Being brought up with this mindset and such way of living, means I’m clearly biased about seeing and living selflessness as a virtue.
Selflessness is, I believe, as true a human quality as there can be. It encompasses so much when we act selflessly. We show our humanity. We display vulnerability. We freely love and care for others. We appreciate others. We empathise and feel the pain of others. We uphold values of right and of good. We value life. We accept others.
Sadly, in modern society, selflessness just isn’t high on people’s agenda. Because everyone has an agenda. Everyone’s out to seek something or do something or achieve stuff. We’re so focused on the getting and the receiving we forget the regular importance of the giving and the offering. To be human is to offer of your best to others.
In recent weeks we’ve seen continued frayed arguments about Brexit. What deal can we get that’s the best? How are we going to cope as a country once Brexit happens? Hard questions to answer with a real lack of leadership or clarity on any of that. When people are faced with prospects that life is going to fundamentally change and you don’t know what that means – both literally and figuratively – they get very protectionist.
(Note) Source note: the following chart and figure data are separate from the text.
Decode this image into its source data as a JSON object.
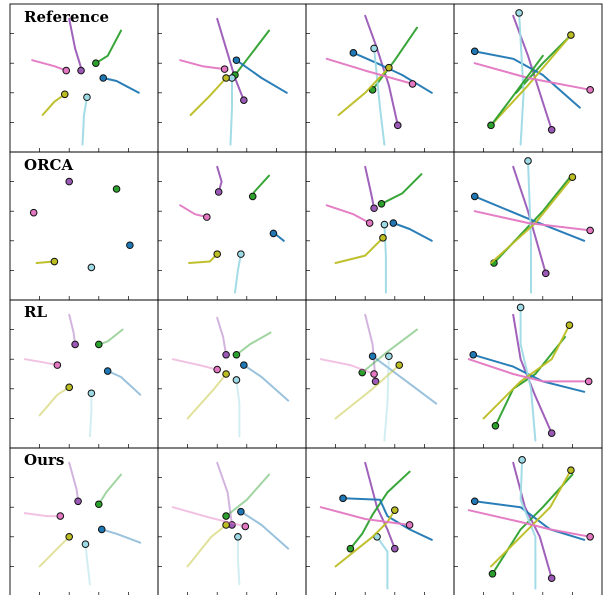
{
  "figure": {
    "rows": [
      {
        "label": "Reference"
      },
      {
        "label": "ORCA"
      },
      {
        "label": "RL"
      },
      {
        "label": "Ours"
      }
    ],
    "columns_per_row": 4,
    "agent_colors": {
      "purple": "#9b59b6",
      "green": "#2ca02c",
      "blue": "#1f77b4",
      "cyan": "#9edae5",
      "olive": "#bcbd22",
      "pink": "#e377c2"
    }
  }
}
Protectionism is the arch nemesis of selflessness. I don’t know how we’ll cope as a nation. All signs point to a very difficult decade while we try and understand what our new future looks like. I’m not hopeful we’ll be taking care of each other as much. I believe in the human spirit profoundly, and I’m sure there will be many moments of pride and hope. Amongst all things, I hope selflessness continues to prove to be an invaluable human quality.